For people in the American tropics, the deal may be done. “I don’t see us, in these circumstances, driving chikungunya out of South and Central America,” Higgs says.
Some tropical countries with both kinds of mosquitoes lack good sanitation and have people housed in close urban quarters, a recipe for mosquito-borne disease transmission, Morens says. These conditions, often considered the price of finding work and getting ahead in life, are an ideal setting for disease spread. “Human progress creates opportunities for microbial progress to follow,” he says.

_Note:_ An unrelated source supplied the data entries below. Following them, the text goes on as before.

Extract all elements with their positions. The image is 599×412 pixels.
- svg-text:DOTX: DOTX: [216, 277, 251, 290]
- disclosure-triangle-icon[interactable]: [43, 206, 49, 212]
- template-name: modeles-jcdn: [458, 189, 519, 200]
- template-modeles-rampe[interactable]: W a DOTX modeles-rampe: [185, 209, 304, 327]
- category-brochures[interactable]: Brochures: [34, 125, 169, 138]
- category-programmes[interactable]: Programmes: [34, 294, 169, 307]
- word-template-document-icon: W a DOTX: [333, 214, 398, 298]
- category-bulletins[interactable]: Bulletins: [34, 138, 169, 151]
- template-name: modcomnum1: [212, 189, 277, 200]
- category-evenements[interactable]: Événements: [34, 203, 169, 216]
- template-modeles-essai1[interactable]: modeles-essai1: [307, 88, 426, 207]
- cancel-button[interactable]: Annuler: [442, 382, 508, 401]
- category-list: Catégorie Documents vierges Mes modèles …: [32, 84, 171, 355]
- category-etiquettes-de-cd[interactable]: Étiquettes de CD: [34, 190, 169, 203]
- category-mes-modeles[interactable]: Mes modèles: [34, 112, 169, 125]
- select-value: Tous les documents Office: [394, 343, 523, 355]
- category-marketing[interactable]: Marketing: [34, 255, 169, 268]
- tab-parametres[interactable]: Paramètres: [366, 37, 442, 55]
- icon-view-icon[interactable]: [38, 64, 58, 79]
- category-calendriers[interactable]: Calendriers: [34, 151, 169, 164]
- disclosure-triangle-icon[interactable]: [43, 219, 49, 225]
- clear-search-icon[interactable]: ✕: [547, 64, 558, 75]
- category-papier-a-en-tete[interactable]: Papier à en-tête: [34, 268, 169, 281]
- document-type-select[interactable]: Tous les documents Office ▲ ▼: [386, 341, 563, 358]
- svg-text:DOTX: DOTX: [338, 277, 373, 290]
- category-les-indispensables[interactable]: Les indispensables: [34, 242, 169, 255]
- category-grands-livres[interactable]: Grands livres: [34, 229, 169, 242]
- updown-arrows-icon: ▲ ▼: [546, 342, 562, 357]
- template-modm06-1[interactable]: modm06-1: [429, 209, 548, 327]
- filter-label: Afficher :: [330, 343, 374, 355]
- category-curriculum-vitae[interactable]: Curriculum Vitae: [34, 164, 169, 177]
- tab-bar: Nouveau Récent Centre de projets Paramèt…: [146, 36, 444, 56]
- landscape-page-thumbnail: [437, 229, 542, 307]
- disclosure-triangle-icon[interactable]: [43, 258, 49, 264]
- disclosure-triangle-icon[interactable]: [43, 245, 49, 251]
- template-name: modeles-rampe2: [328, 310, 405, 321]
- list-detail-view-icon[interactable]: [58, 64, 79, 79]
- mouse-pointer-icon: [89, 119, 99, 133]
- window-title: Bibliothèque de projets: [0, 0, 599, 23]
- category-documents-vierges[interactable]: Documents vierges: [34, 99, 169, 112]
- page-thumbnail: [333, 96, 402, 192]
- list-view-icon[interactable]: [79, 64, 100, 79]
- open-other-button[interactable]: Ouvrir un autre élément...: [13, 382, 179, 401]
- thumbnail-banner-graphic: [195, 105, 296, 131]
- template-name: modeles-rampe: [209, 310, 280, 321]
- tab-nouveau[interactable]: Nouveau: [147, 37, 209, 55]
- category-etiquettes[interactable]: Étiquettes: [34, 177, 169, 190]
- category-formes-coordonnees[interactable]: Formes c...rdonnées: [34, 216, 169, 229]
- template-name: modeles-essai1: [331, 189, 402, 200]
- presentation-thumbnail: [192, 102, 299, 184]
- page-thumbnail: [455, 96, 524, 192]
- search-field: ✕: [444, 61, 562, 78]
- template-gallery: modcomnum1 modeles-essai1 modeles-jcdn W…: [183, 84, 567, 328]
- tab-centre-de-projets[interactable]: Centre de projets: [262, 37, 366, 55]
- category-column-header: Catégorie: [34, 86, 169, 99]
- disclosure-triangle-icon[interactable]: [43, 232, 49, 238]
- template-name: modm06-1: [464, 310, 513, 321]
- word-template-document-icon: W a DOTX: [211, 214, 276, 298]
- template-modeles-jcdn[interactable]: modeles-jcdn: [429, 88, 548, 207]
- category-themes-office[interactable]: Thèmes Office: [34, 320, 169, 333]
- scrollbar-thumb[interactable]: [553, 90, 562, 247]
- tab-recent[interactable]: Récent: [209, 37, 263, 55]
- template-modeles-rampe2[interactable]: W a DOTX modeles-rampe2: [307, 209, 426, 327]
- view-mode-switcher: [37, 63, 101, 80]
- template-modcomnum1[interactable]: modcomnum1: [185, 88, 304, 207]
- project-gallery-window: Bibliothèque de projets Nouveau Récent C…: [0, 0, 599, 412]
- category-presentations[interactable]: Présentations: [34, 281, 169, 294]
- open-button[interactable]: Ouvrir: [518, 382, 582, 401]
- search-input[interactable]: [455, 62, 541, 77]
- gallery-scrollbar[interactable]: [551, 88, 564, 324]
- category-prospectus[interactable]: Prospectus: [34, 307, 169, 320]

Others doubt that the disease will linger in the West. Historically, chikungunya (mistaken for dengue before the 1950s) may have emerged from Africa every 50 or 60 years, run rampant and burned itself out, says Scott Halstead, an infectious disease physician at the Uniformed Services University of the Health Sciences in Bethesda, Md. He was in Asia in the 1960s when the virus seemed to do just that, even though conditions were ideal for its continued spread. For this reason, Halstead doubts that the current global expansion is permanent.
Morens says that for the virus to stay in the West, it has to either adapt itself to humans or to wild animals. If it infects New World monkeys, as yellow fever did, chikungunya could linger under the radar and periodically jump to people. This is what chikungunya does in Africa. “The other possibility is more alarming,” he says. “The virus adapts itself to a new cycle, completely human-to-mosquito-to-human. Once in that cycle, it’s almost never going to go away.” This is how dengue fever established itself in the Americas, and it’s how chikungunya spreads in Asia.
Infection rates in Central America are down during the current dry season. But that’s about to change, Powers says. “Expect an increase in the number of cases in the near future.” The rainy season is right around the corner.